Valuation of Cash in Income Approach Valuation
I am having a theoretical argument with a partner at my office regarding the proper valuation of corporate cash holdings. I have argued that theoretically the preferred method for valuing corporate cash holdings in an income approach valuation is to remove the interest income on cash from the cash flow stream, discount the cash flow stream (using non-cash working capital changes), and finally add cash back to the resulting enterprise value. My partner argues that this is "theoretical garbage" and that cash is necessary to operate a business and should not be added back to enterprise value. He argues that I should discount the cash flow stream (presumably with interest income, or at least excluding interest income on excess cash balance) and only to add the value of excess cash to the resulting enterprise value. I understand that theoretically both methods can result in the correct indication of value if performed properly, but my partner believes that my method is theoretically incorrect and substantially overvalues the business. Damodaran you discuss at length in your text book how to value cash in a discounted cash flow methodology and prefer my method over my partners. I showed my partners your text but he has shrugged it off as just wrong and deemed you a proponent for the IRS (although I believe he has you confused with Dr.
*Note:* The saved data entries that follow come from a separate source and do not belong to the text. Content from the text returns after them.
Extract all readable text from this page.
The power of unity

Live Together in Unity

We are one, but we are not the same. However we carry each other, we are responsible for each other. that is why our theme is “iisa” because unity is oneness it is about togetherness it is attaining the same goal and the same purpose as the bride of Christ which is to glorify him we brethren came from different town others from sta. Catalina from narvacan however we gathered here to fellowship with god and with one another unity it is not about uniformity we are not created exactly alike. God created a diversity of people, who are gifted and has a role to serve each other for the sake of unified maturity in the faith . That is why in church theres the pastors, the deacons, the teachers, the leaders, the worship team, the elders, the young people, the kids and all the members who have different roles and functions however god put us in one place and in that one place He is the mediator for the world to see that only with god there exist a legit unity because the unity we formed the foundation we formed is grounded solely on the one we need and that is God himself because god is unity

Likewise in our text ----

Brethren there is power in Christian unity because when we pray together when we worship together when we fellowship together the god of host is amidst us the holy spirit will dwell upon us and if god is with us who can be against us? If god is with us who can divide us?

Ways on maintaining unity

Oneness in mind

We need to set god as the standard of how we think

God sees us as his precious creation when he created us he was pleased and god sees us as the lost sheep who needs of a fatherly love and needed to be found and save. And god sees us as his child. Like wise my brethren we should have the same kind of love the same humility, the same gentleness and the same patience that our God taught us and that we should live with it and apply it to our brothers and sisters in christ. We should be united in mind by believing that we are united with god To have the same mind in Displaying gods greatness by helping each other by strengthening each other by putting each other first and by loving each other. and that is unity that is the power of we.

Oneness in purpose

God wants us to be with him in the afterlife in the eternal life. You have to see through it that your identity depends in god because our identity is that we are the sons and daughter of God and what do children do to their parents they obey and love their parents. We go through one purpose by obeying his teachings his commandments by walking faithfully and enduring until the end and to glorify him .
Bajaj). Do you know of any other papers or text books that discuss the methodology that you propose in your text book? Alternatively, do you any any additional ammunition that I can provide to my partner. We have an issue with cash in an appraisal of a closely held business and the treatment of cash is resulting in significant deviations in vlaue under our market and income base approaches. I suspect that the inconsistencies are related to the treatment of cash (i.e. our income approach is too low when cash is not added back to the resulting enterprise value probably because the cost of capital is too high given that cash represents nearly 50% of the corporations book value). I would appreciation any guidance. Thank you in advance. Valuator
Rigidity (as evidenced by your partner) is never a good trait in someone who does valuation. First, is it possible that some cash is needed for operations? Sure. But as long as that cash is earning a fair market return (such as what you would earn on T.Bills), it is not wasting cash and should be added to enterprise value. And any company that has as much cash as the firm you have in question is clearly holding cash for the sake of holding cash. As for being a proponent of the IRS, I have never done expert witness work and hate paying taxes. I am, however, a proponent of the principle that valuations should be unbiased. Your partner seems intent on adopting practices that will give him a lower value, no matter what the rationale.